I’ve lived in my house for six months now. Considering my house is over 70 years old, it seems a bit early to be bragging. The ink is hardly dry on the mortgage. But there’s been a lot that’s gone on in that time. A lot of appliance delivery (this involves jumping up and down and maniacal giggling), plumbing disasters (alternations between abject weeping and sailor cursing), shopping (Etsy, you have led me astray, but if felt SO GOOD.), muttering (did they have to paint the bathroom purple….with flat paint???) and daydreaming (Ima gonna finish that side attic into the woman’s lair of my dreams….)

But that’s the cranky collision with my personality and this blog. I’m only getting started with it, and yet I’m already well into the adventure I’m trying to document. Don’t you want to skip chapters when a book is sooooooo good? I do.

Same here. I’m going to skip around a bit, so we can get to the good parts, and to provide a bigger variety than a) got my radon inspection waiver signed, b) scheduled my closing……yaaaaaaaaawwwwwwn. I’ll catalog these bits with a timeline at the beginning, and as we approach real time the skipping around will taper off. Those who are wed to strict chronology and starchy drawers are going to suffer a bit following this blog. You’ve been warned. Now let’s go have some fun.

Sunday, November 27, 2011

Ever notice “what the hell” is always the right decision?

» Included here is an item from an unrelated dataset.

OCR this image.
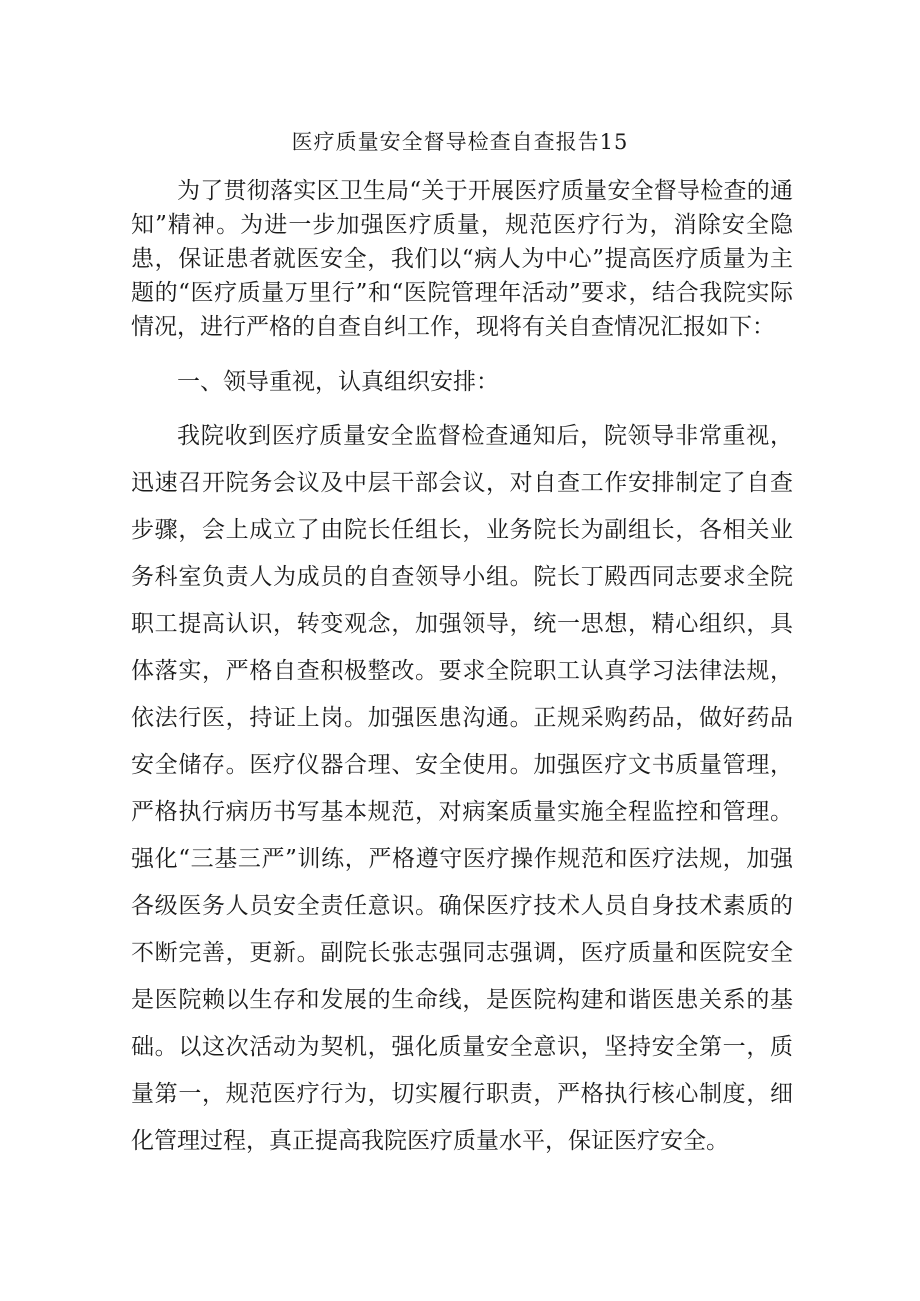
医疗质量安全督导检查自查报告15

为了贯彻落实区卫生局“关于开展医疗质量安全督导检查的通知”精神。为进一步加强医疗质量，规范医疗行为，消除安全隐患，保证患者就医安全，我们以“病人为中心”提高医疗质量为主题的“医疗质量万里行”和“医院管理年活动”要求，结合我院实际情况，进行严格的自查自纠工作，现将有关自查情况汇报如下：

一、领导重视，认真组织安排：

我院收到医疗质量安全监督检查通知后，院领导非常重视，迅速召开院务会议及中层干部会议，对自查工作安排制定了自查步骤，会上成立了由院长任组长，业务院长为副组长，各相关业务科室负责人为成员的自查领导小组。院长丁殿西同志要求全院职工提高认识，转变观念，加强领导，统一思想，精心组织，具体落实，严格自查积极整改。要求全院职工认真学习法律法规，依法行医，持证上岗。加强医患沟通。正规采购药品，做好药品安全储存。医疗仪器合理、安全使用。加强医疗文书质量管理，严格执行病历书写基本规范，对病案质量实施全程监控和管理。强化“三基三严”训练，严格遵守医疗操作规范和医疗法规，加强各级医务人员安全责任意识。确保医疗技术人员自身技术素质的不断完善，更新。副院长张志强同志强调，医疗质量和医院安全是医院赖以生存和发展的生命线，是医院构建和谐医患关系的基础。以这次活动为契机，强化质量安全意识，坚持安全第一，质量第一，规范医疗行为，切实履行职责，严格执行核心制度，细化管理过程，真正提高我院医疗质量水平，保证医疗安全。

They brag about liquid make-up concealing flaws. Not so much.


In my search for a home, I started out with two things: a depressingly tight budget in a town not known for cheap real estate, and a sort of dreamy idealism. This is not a good combination. It is in fact grounds for a head smack. I couldn’t do anything about the budget, but the idealism I could rein in with large doses of practicality, obsessive worry, and blunt assessments of my prospects. And when all else failed, I resorted to bouts of hysteria and stubbornness.

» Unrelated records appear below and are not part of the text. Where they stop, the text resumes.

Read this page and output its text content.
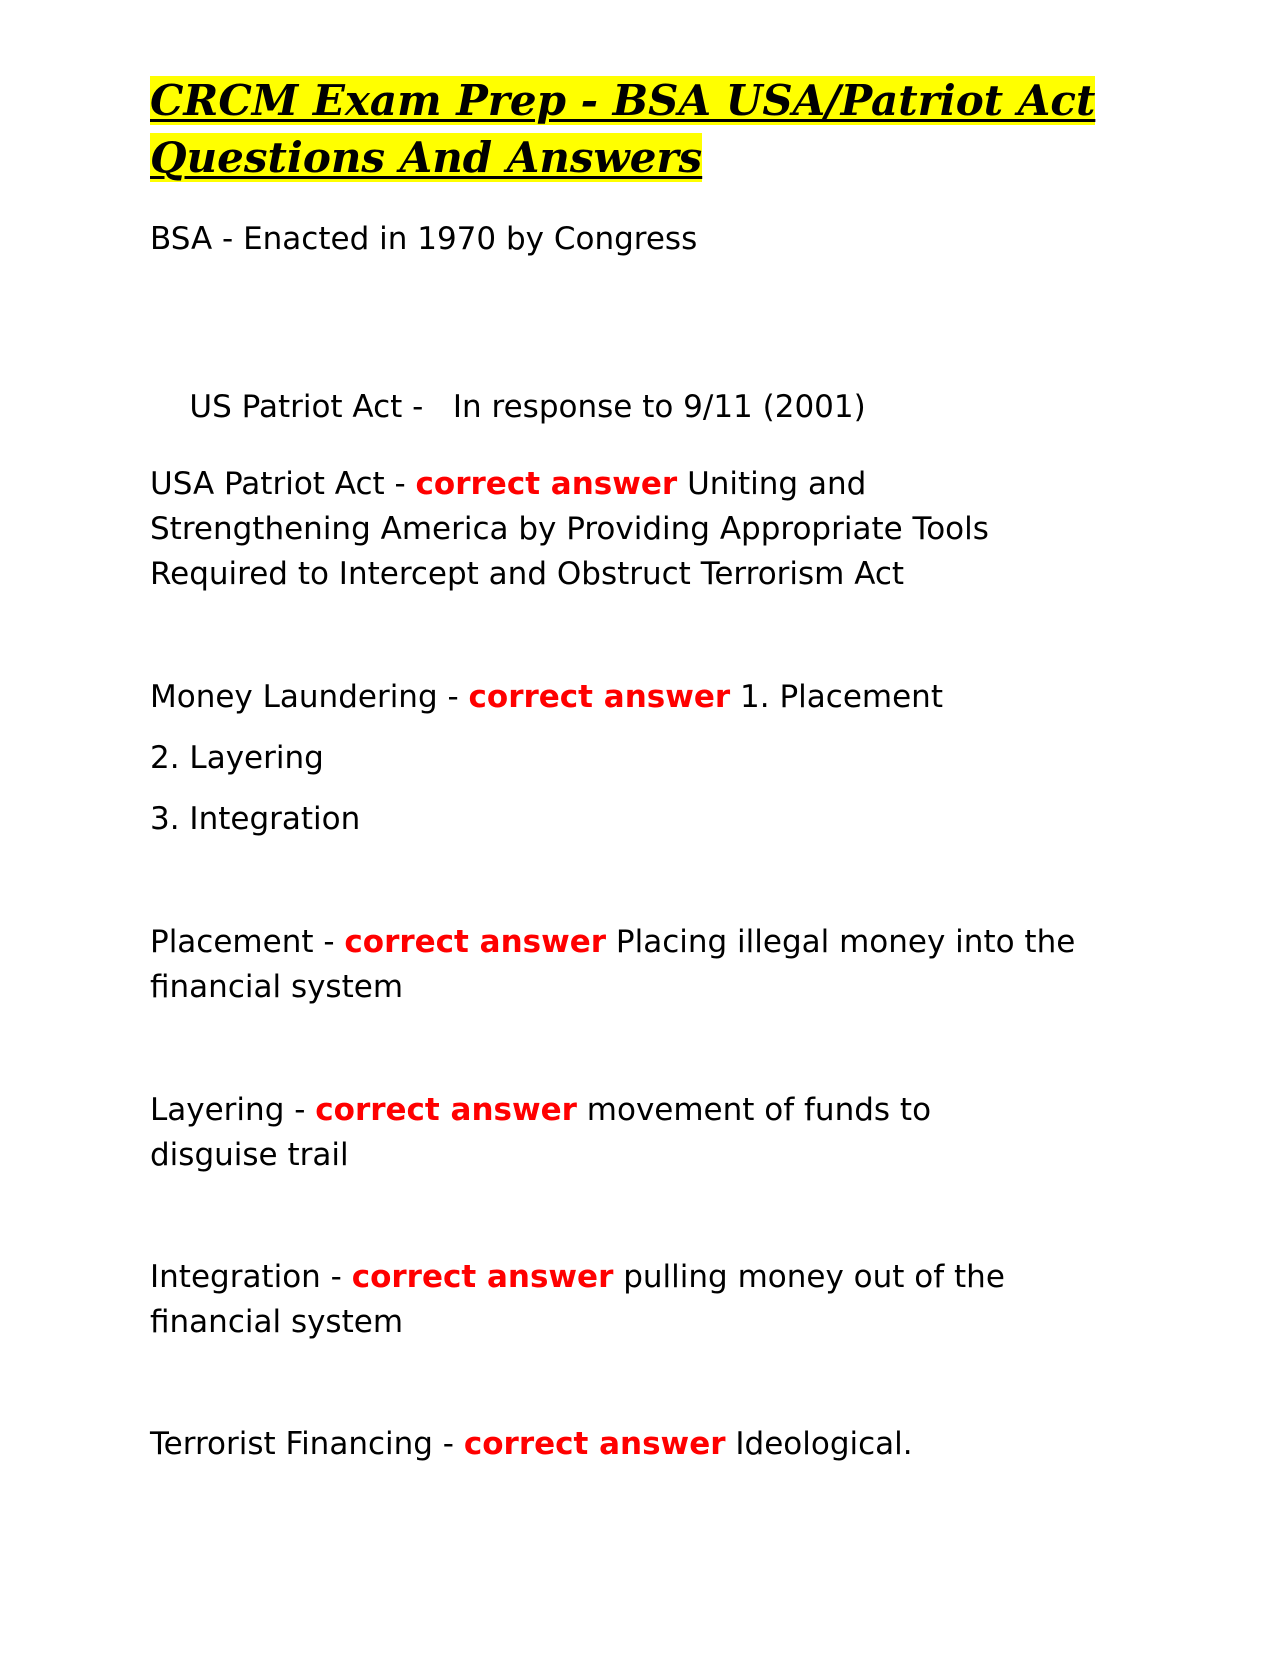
CRCM Exam Prep - BSA USA/Patriot Act
Questions And Answers
BSA - Enacted in 1970 by Congress

US Patriot Act -   In response to 9/11 (2001)

USA Patriot Act - correct answer Uniting and Strengthening America by Providing Appropriate Tools Required to Intercept and Obstruct Terrorism Act
Money Laundering - correct answer 1. Placement
2. Layering
3. Integration
Placement - correct answer Placing illegal money into the financial system
Layering - correct answer movement of funds to disguise trail
Integration - correct answer pulling money out of the financial system
Terrorist Financing - correct answer Ideological.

I’d done this before. There was the first house, the Arts and Crafts bungalow in Michigan that had a fabulous telescoping back yard where I grew buckets of tomatoes and armloads of peonies and lady’s mantle. There had been the 4 bedroom 2.5 car attached garage Beige-O-Matic in Subdivision-Land, where I made great friends and drank great (and much) wine but loathed the generic-looking rooms, the white vinyl floors and builder’s grade everything. Then there was the dark and depressing 1970s colonial, chosen for lack of better options in a tight market, which turned out to be the harvest gold stage upon which my marriage failed.

This time, I wanted to get it exactly right. This time, I wanted and needed a recipe made up of one part memory, one part new beginning.

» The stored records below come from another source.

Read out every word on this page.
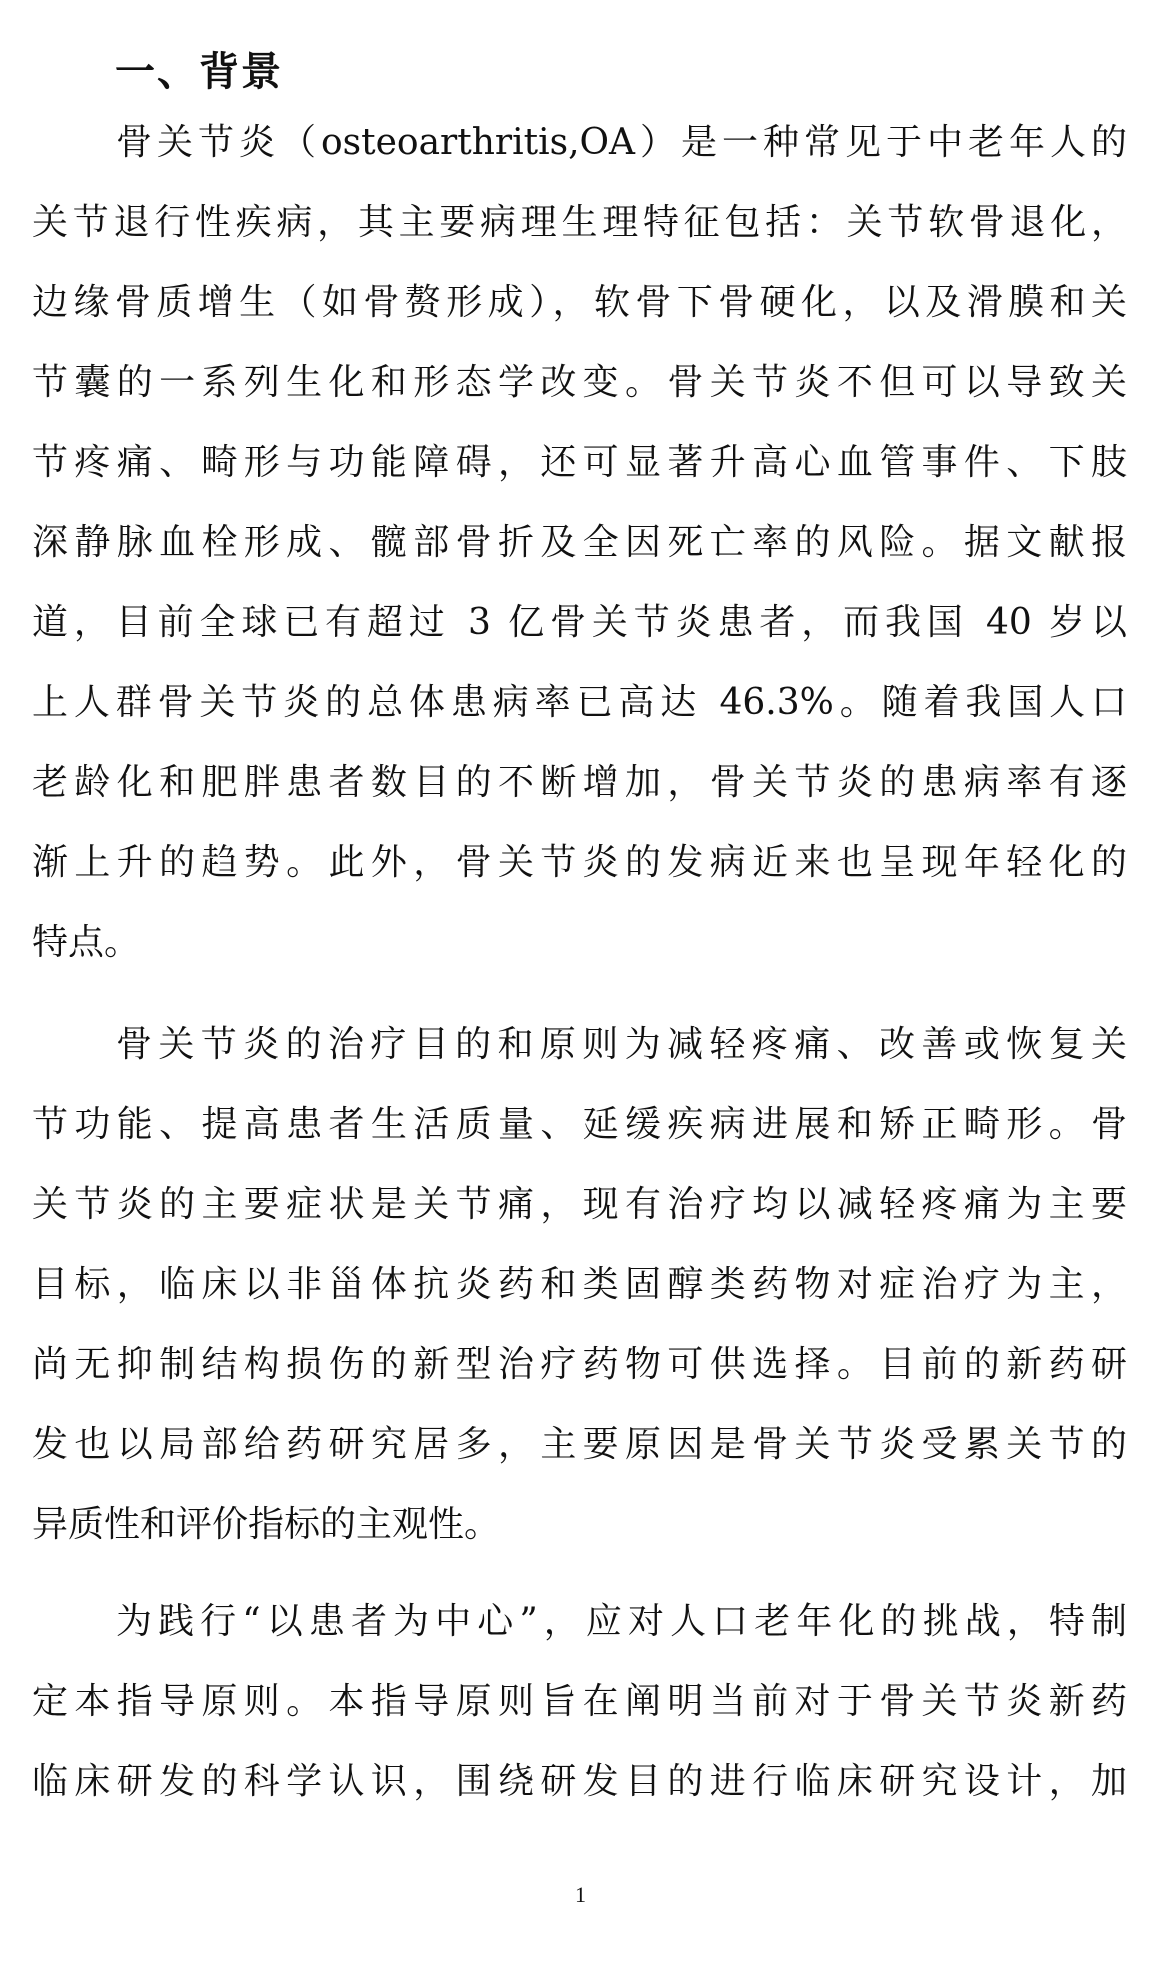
一、背景
骨关节炎（osteoarthritis,OA）是一种常见于中老年人的
关节退行性疾病，其主要病理生理特征包括：关节软骨退化，
边缘骨质增生（如骨赘形成），软骨下骨硬化，以及滑膜和关
节囊的一系列生化和形态学改变。骨关节炎不但可以导致关
节疼痛、畸形与功能障碍，还可显著升高心血管事件、下肢
深静脉血栓形成、髋部骨折及全因死亡率的风险。据文献报
道，目前全球已有超过 3 亿骨关节炎患者，而我国 40 岁以
上人群骨关节炎的总体患病率已高达 46.3%。随着我国人口
老龄化和肥胖患者数目的不断增加，骨关节炎的患病率有逐
渐上升的趋势。此外，骨关节炎的发病近来也呈现年轻化的
特点。
骨关节炎的治疗目的和原则为减轻疼痛、改善或恢复关
节功能、提高患者生活质量、延缓疾病进展和矫正畸形。骨
关节炎的主要症状是关节痛，现有治疗均以减轻疼痛为主要
目标，临床以非甾体抗炎药和类固醇类药物对症治疗为主，
尚无抑制结构损伤的新型治疗药物可供选择。目前的新药研
发也以局部给药研究居多，主要原因是骨关节炎受累关节的
异质性和评价指标的主观性。
为践行“以患者为中心”，应对人口老年化的挑战，特制
定本指导原则。本指导原则旨在阐明当前对于骨关节炎新药
临床研发的科学认识，围绕研发目的进行临床研究设计，加
1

On the doorstep of a new life

It took me a long time to be standing here, at this door, on this welcome mat. MY welcome mat. In the course of just a few years, I moved back to the Midwestern college town I’d done most of my growing up in, became a writer, left a marriage that was no longer an equal partnership, and then lived a few wickedly confused years divorcing, living with mom (eek!), living in an apartment, and struggling to find a place to call my own. That’s a run-on sentence, I know, but that was how my life was. I lived a run-on life.

With four boys and the shaky beginnings of a something most people refer to as “the rest of my life” (holy cow, I can’t even figure out how to get through today), there needed to be a place for it all to unfold. Somewhere I could leave my shoes under tables (a habit of mine), sew until I curse (a hobby of mine), and shovel dirt around the yard (a stress reliever of mine). I needed a place where my boys could yell, sleep, toss socks and spill milk. I needed a house. I needed a home.

I found one. Or it found me. Probably a little of both.

Either way (or both), in June of 2011, I turned the key to a 1930’s colonial revival cape cod cottage.

Now, in November 2011, I’m creating a blog to document a story that has only just begun—one that I suspect will involve a random and wonderful assortment of things, spray paint and late nights and wine on the porch and local history and shopping in flea markets. Welcome to my doorstep. Welcome to my home.